Transportation plays an important role in the national economy and social development. Whether the transport system is modern, or traffic management is advanced, is an important symbol of modernization. With the development of economy, the number of vehicles increases rapidly with the demand of transportation. Since the 1980s, the growing traffic flow has produced several problems such as the traffic congestions, traffic accidents, energy shortages and environmental pollution. Thus, the study of traffic flow has become an interesting issue in the economic and social development. At present, governments and research institutions have paid significant attention to the effective use of the transport resources, as well as the application of scientific theories to guide the construction of transportation. Based on the cellular automata (CA) theory, the urban traffic is simulated, and the traffic dynamics is described by proposed discrete equations. A 2-D typical urban traffic model with four crossroads is established in this paper. Moreover, a set of factors affecting on the efficiency of traffic running, i.e., the interaction of vehicles, overtaking and signals control strategy, are investigated.
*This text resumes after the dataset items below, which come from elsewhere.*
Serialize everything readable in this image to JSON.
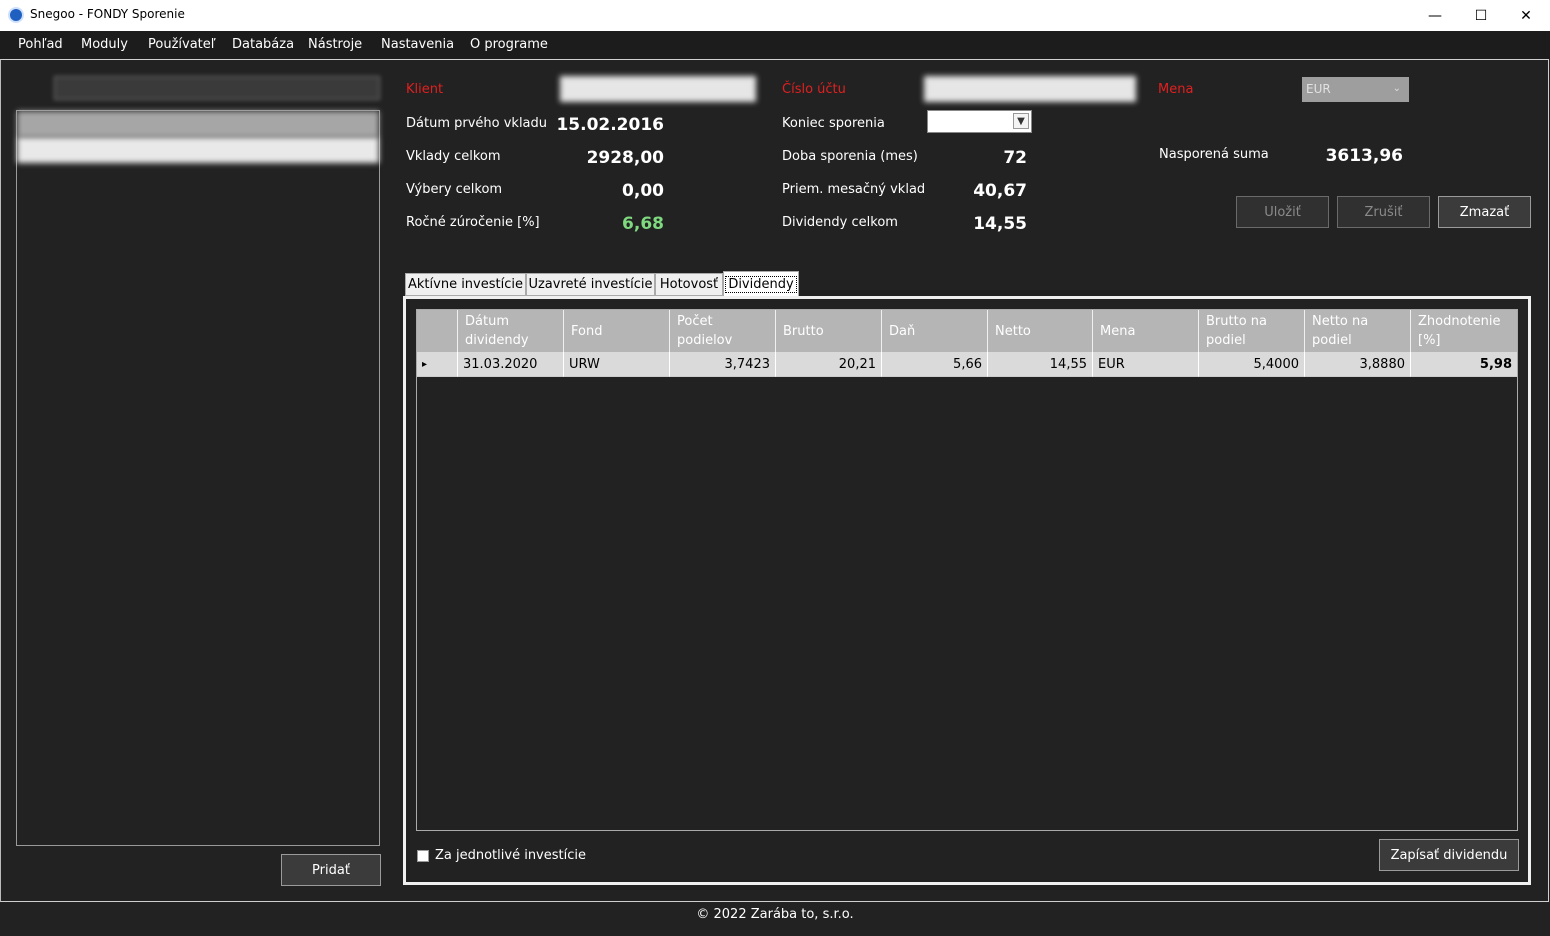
{
  "window": {
    "title": "Snegoo - FONDY Sporenie",
    "minimize": "—",
    "maximize": "☐",
    "close": "✕"
  },
  "menu": [
    "Pohľad",
    "Moduly",
    "Používateľ",
    "Databáza",
    "Nástroje",
    "Nastavenia",
    "O programe"
  ],
  "left": {
    "add_button": "Pridať"
  },
  "form": {
    "klient_label": "Klient",
    "cislo_uctu_label": "Číslo účtu",
    "mena_label": "Mena",
    "mena_value": "EUR",
    "datum_prveho_vkladu_label": "Dátum prvého vkladu",
    "datum_prveho_vkladu_value": "15.02.2016",
    "vklady_celkom_label": "Vklady celkom",
    "vklady_celkom_value": "2928,00",
    "vybery_celkom_label": "Výbery celkom",
    "vybery_celkom_value": "0,00",
    "rocne_zurocenie_label": "Ročné zúročenie [%]",
    "rocne_zurocenie_value": "6,68",
    "koniec_sporenia_label": "Koniec sporenia",
    "doba_sporenia_label": "Doba sporenia (mes)",
    "doba_sporenia_value": "72",
    "priem_vklad_label": "Priem. mesačný vklad",
    "priem_vklad_value": "40,67",
    "dividendy_celkom_label": "Dividendy celkom",
    "dividendy_celkom_value": "14,55",
    "nasporena_suma_label": "Nasporená suma",
    "nasporena_suma_value": "3613,96"
  },
  "actions": {
    "save": "Uložiť",
    "cancel": "Zrušiť",
    "delete": "Zmazať"
  },
  "tabs": [
    "Aktívne investície",
    "Uzavreté investície",
    "Hotovosť",
    "Dividendy"
  ],
  "grid": {
    "headers": [
      [
        "Dátum",
        "dividendy"
      ],
      [
        "Fond",
        ""
      ],
      [
        "Počet",
        "podielov"
      ],
      [
        "Brutto",
        ""
      ],
      [
        "Daň",
        ""
      ],
      [
        "Netto",
        ""
      ],
      [
        "Mena",
        ""
      ],
      [
        "Brutto na",
        "podiel"
      ],
      [
        "Netto na",
        "podiel"
      ],
      [
        "Zhodnotenie",
        "[%]"
      ]
    ],
    "rows": [
      [
        "31.03.2020",
        "URW",
        "3,7423",
        "20,21",
        "5,66",
        "14,55",
        "EUR",
        "5,4000",
        "3,8880",
        "5,98"
      ]
    ],
    "row_indicator": "▸"
  },
  "bottom": {
    "checkbox_label": "Za jednotlivé investície",
    "record_button": "Zapísať dividendu"
  },
  "footer": "© 2022 Zarába to, s.r.o."
}
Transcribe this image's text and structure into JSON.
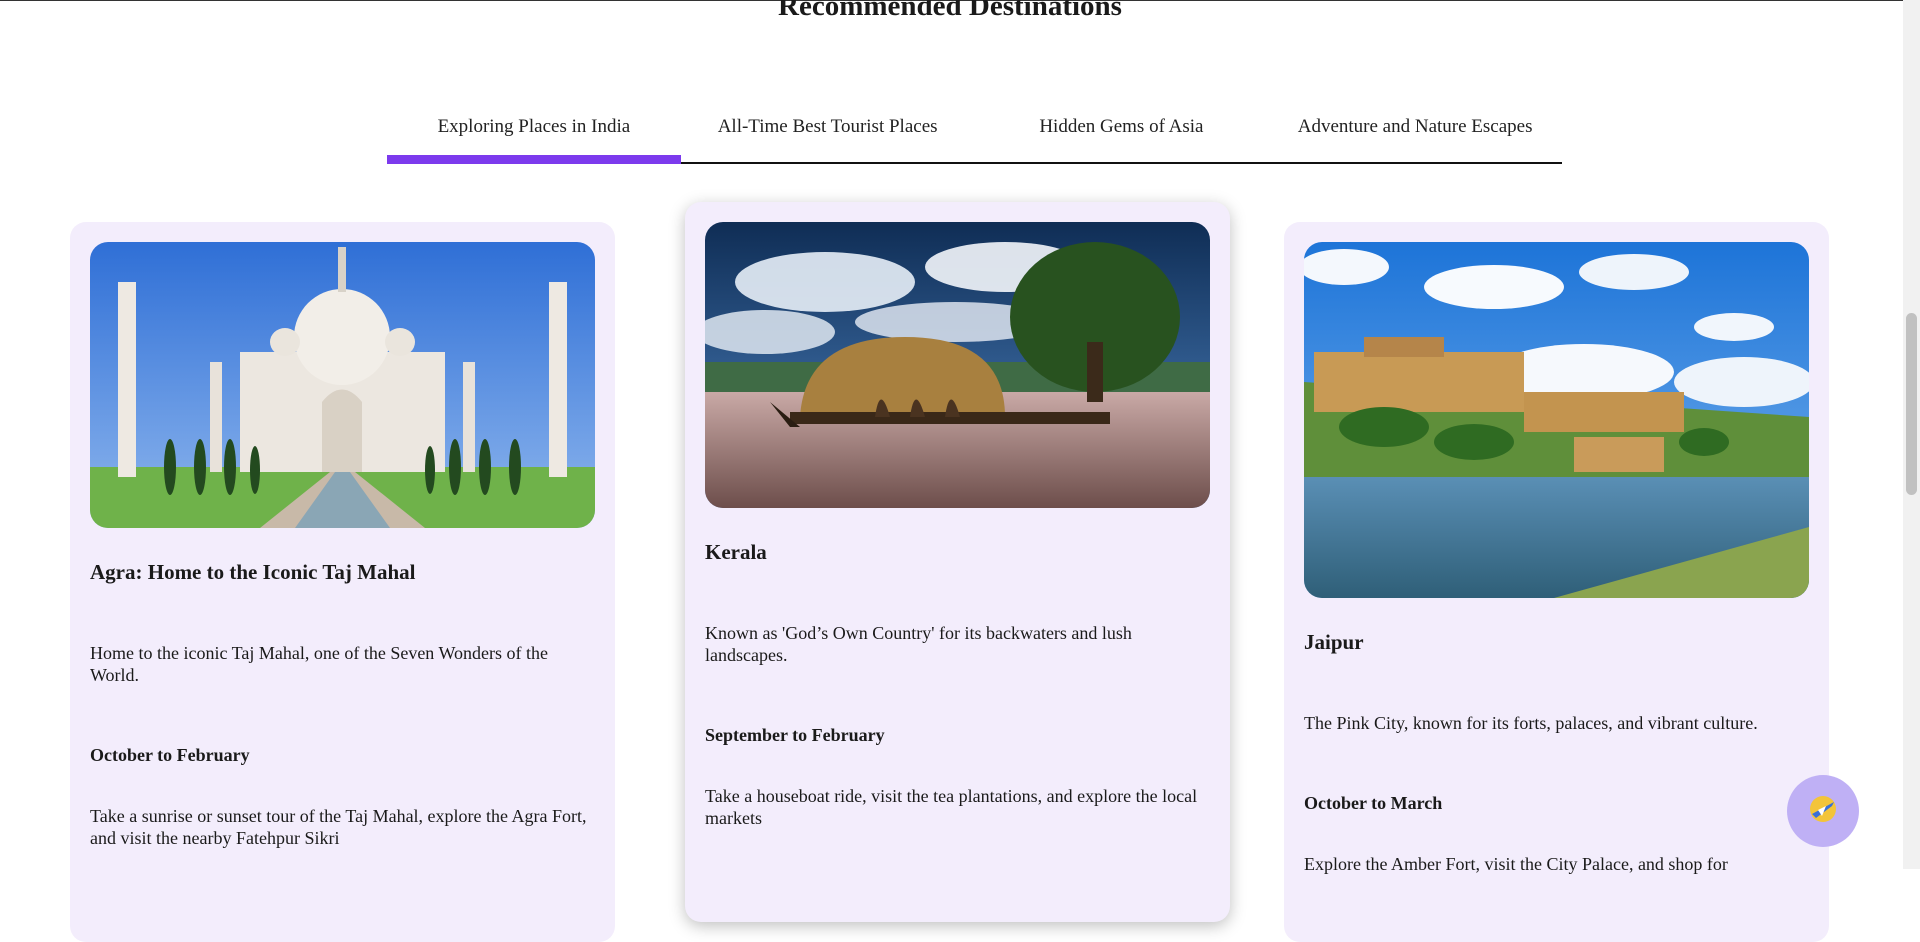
{
  "section": {
    "title": "Recommended Destinations"
  },
  "tabs": [
    {
      "label": "Exploring Places in India",
      "active": true
    },
    {
      "label": "All-Time Best Tourist Places",
      "active": false
    },
    {
      "label": "Hidden Gems of Asia",
      "active": false
    },
    {
      "label": "Adventure and Nature Escapes",
      "active": false
    }
  ],
  "cards": [
    {
      "title": "Agra: Home to the Iconic Taj Mahal",
      "description": "Home to the iconic Taj Mahal, one of the Seven Wonders of the World.",
      "season": "October to February",
      "activities": "Take a sunrise or sunset tour of the Taj Mahal, explore the Agra Fort, and visit the nearby Fatehpur Sikri",
      "image_icon": "taj-mahal-photo"
    },
    {
      "title": "Kerala",
      "description": "Known as 'God’s Own Country' for its backwaters and lush landscapes.",
      "season": "September to February",
      "activities": "Take a houseboat ride, visit the tea plantations, and explore the local markets",
      "image_icon": "houseboat-photo"
    },
    {
      "title": "Jaipur",
      "description": "The Pink City, known for its forts, palaces, and vibrant culture.",
      "season": "October to March",
      "activities": "Explore the Amber Fort, visit the City Palace, and shop for",
      "image_icon": "amber-fort-photo"
    }
  ],
  "colors": {
    "accent": "#7c3aed",
    "card_bg": "#f3edfc",
    "fab_bg": "#bfb0f5"
  },
  "fab": {
    "icon": "travel-icon"
  }
}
The main contents and achievements in this paper are listed as follows:
     1) Combined the CA method with the car following model, this paper has proposed a vehicular movement model in one-way one-lane road, in which the time-position relation of vehicular movement states has been obtained. The interactions of two vehicles with different performances (acceleration ability and maximum allowable velocity), as well as the influence of the performance parameters on the movement states are studied. The traffic signals are also considered in this model, and the effect of signals control strategies (by changing the cycle time of traffic signal and the ratio of green time to cycle time) is discussed. The results show that when the signals are always green, the relative position of vehicles is only related to the performance of vehicles. When the signals change cyclically, the parameters such as signal's cycle time, the ratio of green time to cycle time, et al. could affect the movement of vehicles. Especially, in the model with considering the influences of vehicular acceleration and deceleration, increasing the waiting times of vehicles will reduce the efficiency of traffic flow.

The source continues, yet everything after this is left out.